43 En Jezus zeide tot hem: Voorwaar, zeg Ik u: Heden zult gij met Mij in het Paradijs zijn.
Lino Yesu walamwambileti, “Cakubinga ndakwambilinga lelo, nukekale nenjame mu Paladaiso.”
44 En het was omtrent de zesde ure, en er werd duisternis over de gehele aarde, tot de negende ure toe.
Lino cindi mpocalashika pa 12 koloko, kwalaba mushinshe pacishi conse kushikila 3 koloko,
45 En de zon werd verduisterd, en het voorhangsel des tempels scheurde midden door.
lino cikwisa calikucala mu Ng'anda ya Lesa calatwamuka pakati.
46 En Jezus, roepende met grote stemme, zeide: Vader, in Uw handen beveel Ik Mijn geest. En als Hij dat gezegd had, gaf Hij den geest.
Lino Yesu walolobesha ne liswi lya pelu eti, “Ta mushimu wakame ndaubiki mumakasa enu.” Mpwalapwisha kwambeco, walafwa.
47 Als nu de hoofdman over honderd zag, wat er geschied was, verheerlijkte hij God, en zeide: Waarlijk, deze Mens was rechtvaardig.

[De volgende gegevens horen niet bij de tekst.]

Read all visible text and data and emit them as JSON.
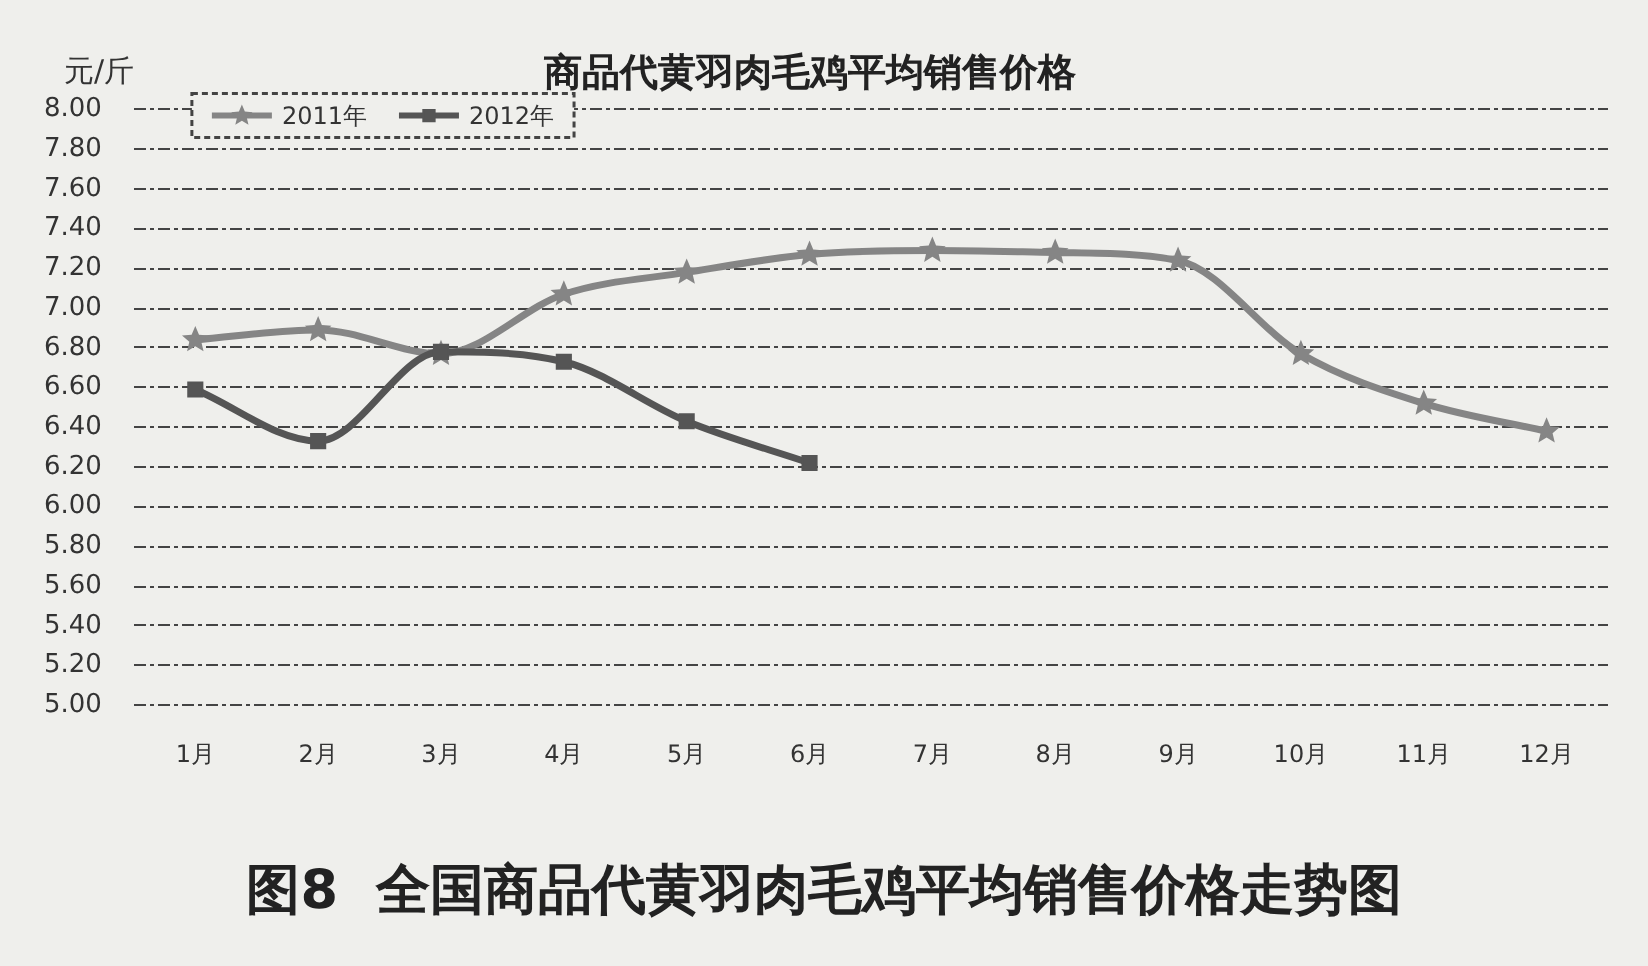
{
  "chart_data": {
    "type": "line",
    "title": "商品代黄羽肉毛鸡平均销售价格",
    "ylabel": "元/斤",
    "categories": [
      "1月",
      "2月",
      "3月",
      "4月",
      "5月",
      "6月",
      "7月",
      "8月",
      "9月",
      "10月",
      "11月",
      "12月"
    ],
    "series": [
      {
        "name": "2011年",
        "color": "#858585",
        "marker": "star",
        "values": [
          6.84,
          6.89,
          6.77,
          7.07,
          7.18,
          7.27,
          7.29,
          7.28,
          7.24,
          6.77,
          6.52,
          6.38
        ]
      },
      {
        "name": "2012年",
        "color": "#555555",
        "marker": "square",
        "values": [
          6.59,
          6.33,
          6.78,
          6.73,
          6.43,
          6.22,
          null,
          null,
          null,
          null,
          null,
          null
        ]
      }
    ],
    "ylim": [
      5,
      8
    ],
    "yticks": [
      {
        "value": 5,
        "label": "5.00"
      },
      {
        "value": 5.2,
        "label": "5.20"
      },
      {
        "value": 5.4,
        "label": "5.40"
      },
      {
        "value": 5.6,
        "label": "5.60"
      },
      {
        "value": 5.8,
        "label": "5.80"
      },
      {
        "value": 6,
        "label": "6.00"
      },
      {
        "value": 6.2,
        "label": "6.20"
      },
      {
        "value": 6.4,
        "label": "6.40"
      },
      {
        "value": 6.6,
        "label": "6.60"
      },
      {
        "value": 6.8,
        "label": "6.80"
      },
      {
        "value": 7,
        "label": "7.00"
      },
      {
        "value": 7.2,
        "label": "7.20"
      },
      {
        "value": 7.4,
        "label": "7.40"
      },
      {
        "value": 7.6,
        "label": "7.60"
      },
      {
        "value": 7.8,
        "label": "7.80"
      },
      {
        "value": 8,
        "label": "8.00"
      }
    ],
    "grid": "y",
    "legend": "top left",
    "line_style": "solid",
    "annotations": [
      "图8  全国商品代黄羽肉毛鸡平均销售价格走势图"
    ]
  }
}
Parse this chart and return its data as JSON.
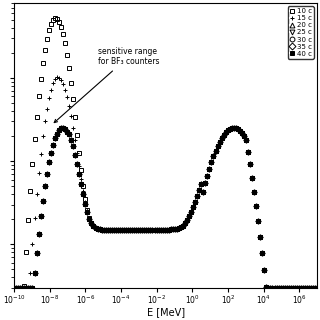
{
  "xlabel": "E [MeV]",
  "xlim": [
    -10,
    7
  ],
  "ylim_min": 0.3,
  "ylim_max": 800,
  "legend_labels": [
    "10 c",
    "15 c",
    "20 c",
    "25 c",
    "30 c",
    "35 c",
    "40 c"
  ],
  "legend_markers": [
    "s",
    "+",
    "^",
    "v",
    "o",
    "D",
    "s"
  ],
  "legend_fillstyles": [
    "none",
    "full",
    "none",
    "none",
    "none",
    "none",
    "full"
  ],
  "annotation_text": "sensitive range\nfor BF₃ counters",
  "background_color": "#ffffff",
  "thicknesses": [
    10,
    15,
    20,
    25,
    30,
    35,
    40
  ]
}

Mukulene wa bashilikali mpwalaboneco, walalumbaisha Lesa, ne kwambeti, “Nicakubinga uyu muntu walikuba walulama.”
48 En al de scharen, die samengekomen waren om dit te aanschouwen, ziende de dingen, die geschied waren, keerden wederom, slaande op hun borsten.
Naboyo bantu bangi balikuba babungana kabebela, mpobalabona calenshika balabwelela kumanda kwabo nkabayakulyuma pantiti ne kungumana.

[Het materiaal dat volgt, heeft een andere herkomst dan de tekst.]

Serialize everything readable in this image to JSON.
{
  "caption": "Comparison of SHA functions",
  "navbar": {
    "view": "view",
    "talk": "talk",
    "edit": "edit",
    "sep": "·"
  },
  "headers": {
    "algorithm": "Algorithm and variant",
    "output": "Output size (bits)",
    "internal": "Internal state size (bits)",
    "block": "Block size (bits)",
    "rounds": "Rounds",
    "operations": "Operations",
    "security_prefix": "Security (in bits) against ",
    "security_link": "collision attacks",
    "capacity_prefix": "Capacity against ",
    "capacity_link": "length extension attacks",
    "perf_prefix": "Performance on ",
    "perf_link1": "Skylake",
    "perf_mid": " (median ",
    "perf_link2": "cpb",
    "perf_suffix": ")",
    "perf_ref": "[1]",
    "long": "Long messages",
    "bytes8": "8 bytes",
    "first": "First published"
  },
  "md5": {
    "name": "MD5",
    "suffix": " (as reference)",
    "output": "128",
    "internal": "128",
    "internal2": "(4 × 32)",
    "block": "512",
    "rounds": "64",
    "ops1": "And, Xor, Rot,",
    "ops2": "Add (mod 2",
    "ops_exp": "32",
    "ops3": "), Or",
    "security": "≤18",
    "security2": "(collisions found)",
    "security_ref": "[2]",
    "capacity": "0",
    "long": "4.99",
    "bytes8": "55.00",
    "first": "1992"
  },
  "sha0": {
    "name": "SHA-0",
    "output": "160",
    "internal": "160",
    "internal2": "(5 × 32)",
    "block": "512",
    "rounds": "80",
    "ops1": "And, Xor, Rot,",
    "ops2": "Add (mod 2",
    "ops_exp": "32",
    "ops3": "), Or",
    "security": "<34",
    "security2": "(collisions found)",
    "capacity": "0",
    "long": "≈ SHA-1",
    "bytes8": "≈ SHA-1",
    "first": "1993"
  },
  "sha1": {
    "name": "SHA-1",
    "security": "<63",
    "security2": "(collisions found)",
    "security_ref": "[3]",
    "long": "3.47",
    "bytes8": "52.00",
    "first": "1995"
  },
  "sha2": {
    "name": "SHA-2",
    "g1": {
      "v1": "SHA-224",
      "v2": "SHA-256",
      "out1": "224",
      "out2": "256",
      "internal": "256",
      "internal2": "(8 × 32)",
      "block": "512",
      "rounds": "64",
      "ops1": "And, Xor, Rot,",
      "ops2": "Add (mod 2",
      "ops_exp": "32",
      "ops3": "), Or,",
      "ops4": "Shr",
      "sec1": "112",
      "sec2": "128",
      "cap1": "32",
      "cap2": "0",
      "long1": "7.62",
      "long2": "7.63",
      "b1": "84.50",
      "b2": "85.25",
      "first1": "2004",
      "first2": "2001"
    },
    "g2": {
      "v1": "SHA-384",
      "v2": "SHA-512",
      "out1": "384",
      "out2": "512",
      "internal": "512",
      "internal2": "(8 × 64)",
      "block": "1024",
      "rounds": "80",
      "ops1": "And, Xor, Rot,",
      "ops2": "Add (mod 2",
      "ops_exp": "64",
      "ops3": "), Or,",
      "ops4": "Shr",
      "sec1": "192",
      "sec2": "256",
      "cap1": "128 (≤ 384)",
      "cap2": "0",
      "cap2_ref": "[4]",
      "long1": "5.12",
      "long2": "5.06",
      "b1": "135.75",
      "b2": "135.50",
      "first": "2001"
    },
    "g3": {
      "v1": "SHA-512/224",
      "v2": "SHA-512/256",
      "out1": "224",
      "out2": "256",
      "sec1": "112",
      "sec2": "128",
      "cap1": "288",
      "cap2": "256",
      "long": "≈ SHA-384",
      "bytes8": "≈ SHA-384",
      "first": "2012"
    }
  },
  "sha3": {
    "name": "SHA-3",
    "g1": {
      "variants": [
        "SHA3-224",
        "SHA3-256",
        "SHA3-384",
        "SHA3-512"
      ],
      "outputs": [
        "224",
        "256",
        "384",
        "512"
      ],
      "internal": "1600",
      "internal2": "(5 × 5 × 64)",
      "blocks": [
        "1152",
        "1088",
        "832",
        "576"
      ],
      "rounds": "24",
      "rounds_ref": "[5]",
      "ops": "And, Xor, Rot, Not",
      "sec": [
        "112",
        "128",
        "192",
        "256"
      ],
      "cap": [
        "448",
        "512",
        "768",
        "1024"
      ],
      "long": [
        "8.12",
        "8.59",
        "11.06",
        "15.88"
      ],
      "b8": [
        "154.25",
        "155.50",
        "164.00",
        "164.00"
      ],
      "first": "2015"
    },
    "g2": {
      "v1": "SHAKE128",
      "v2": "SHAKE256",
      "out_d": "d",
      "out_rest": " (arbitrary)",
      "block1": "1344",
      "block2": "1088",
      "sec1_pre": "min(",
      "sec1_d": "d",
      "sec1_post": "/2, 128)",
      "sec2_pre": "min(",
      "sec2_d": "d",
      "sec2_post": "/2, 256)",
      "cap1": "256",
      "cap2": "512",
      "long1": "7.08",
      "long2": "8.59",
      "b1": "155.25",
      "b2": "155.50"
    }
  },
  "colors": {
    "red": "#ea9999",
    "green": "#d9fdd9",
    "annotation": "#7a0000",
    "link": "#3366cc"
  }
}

49 En al Zijn bekenden stonden van verre, ook de vrouwen, die Hem te zamen gevolgd waren van Galilea, en zagen dit aan.
Bantu bonse balikumwinshiba Yesu, ne batukashi basa balamukonkela baku Galileya, balemana patali kababona byonse byalenshika.
50 En zie, een man, met name Jozef, zijnde een raadsheer, een goed en rechtvaardig man,
Kwalikuba muntu walikukwiweti Yosefe walikwikala mumushi wa Alimateya mucishi ca Yudeya. Walikuba umo wamulibunga lya Nkuta inene ya Bayuda, walikuba muntu uli cena walemekwa
51 (Deze had niet mede bewilligd in hun raad en handel) van Arimathea, een stad der Joden, en die ook zelf het Koninkrijk Gods verwachtte;
nendi wali kupembelela kwisa kwa Bwami bwa Lesa.

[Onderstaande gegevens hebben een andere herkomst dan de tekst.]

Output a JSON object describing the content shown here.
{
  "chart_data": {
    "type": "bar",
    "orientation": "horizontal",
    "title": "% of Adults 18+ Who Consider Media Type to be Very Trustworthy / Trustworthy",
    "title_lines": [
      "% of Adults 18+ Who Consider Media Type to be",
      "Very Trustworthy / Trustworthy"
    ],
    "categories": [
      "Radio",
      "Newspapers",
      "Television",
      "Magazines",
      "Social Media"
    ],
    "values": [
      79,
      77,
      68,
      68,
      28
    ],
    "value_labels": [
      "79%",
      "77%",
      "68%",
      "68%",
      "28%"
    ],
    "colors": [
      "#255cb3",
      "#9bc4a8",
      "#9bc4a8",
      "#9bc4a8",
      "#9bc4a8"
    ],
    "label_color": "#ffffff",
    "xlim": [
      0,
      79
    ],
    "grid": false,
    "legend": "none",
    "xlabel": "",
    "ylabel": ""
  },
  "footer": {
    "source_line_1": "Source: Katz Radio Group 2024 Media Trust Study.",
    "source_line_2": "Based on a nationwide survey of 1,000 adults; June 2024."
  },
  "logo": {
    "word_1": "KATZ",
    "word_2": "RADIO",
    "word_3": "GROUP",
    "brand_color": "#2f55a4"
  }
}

52 Deze ging tot Pilatus, en begeerde het lichaam van Jezus.
Uyu muntu walaya ku musenga Pilato citumbi ca Yesu.
53 En als hij hetzelve afgenomen had, wond hij dat in een fijn lijnwaad, en legde het in een graf, in een rots gehouwen, waarin nog nooit iemand gelegd was.
Lino walaselusha citumbi palusanda ne kupombela mucikwisa caina, walamubika mu cumbwe ca mulibwe umo mwalikuba mutana mubikwapo muntu uliyense.
54 En het was de dag der voorbereiding, en de sabbat kwam aan.
Bwalikuba busuba bwakulibambila pakwinga busuba bwa Sabata bwalikuba pepi kutatika.
55 En ook de vrouwen, die met Hem gekomen waren uit Galilea, volgden na en aanschouwden het graf, en hoe Zijn lichaam gelegd werd.
Batukashi baku Galileya basa balikukonkela Yesu balaya ne Yosefe akubona cumbwe mwalabika citumbi ca Yesu.
56 En wedergekeerd zijnde, bereidden zij specerijen en zalven; en op den sabbat rustten zij naar het gebod.
Balabwelela ku ng'anda a kubamba mafuta anunkila cena. Lino pabusuba bwa Sabata, balapumwina kwelana ne Milawo Lesa njalapa Mose.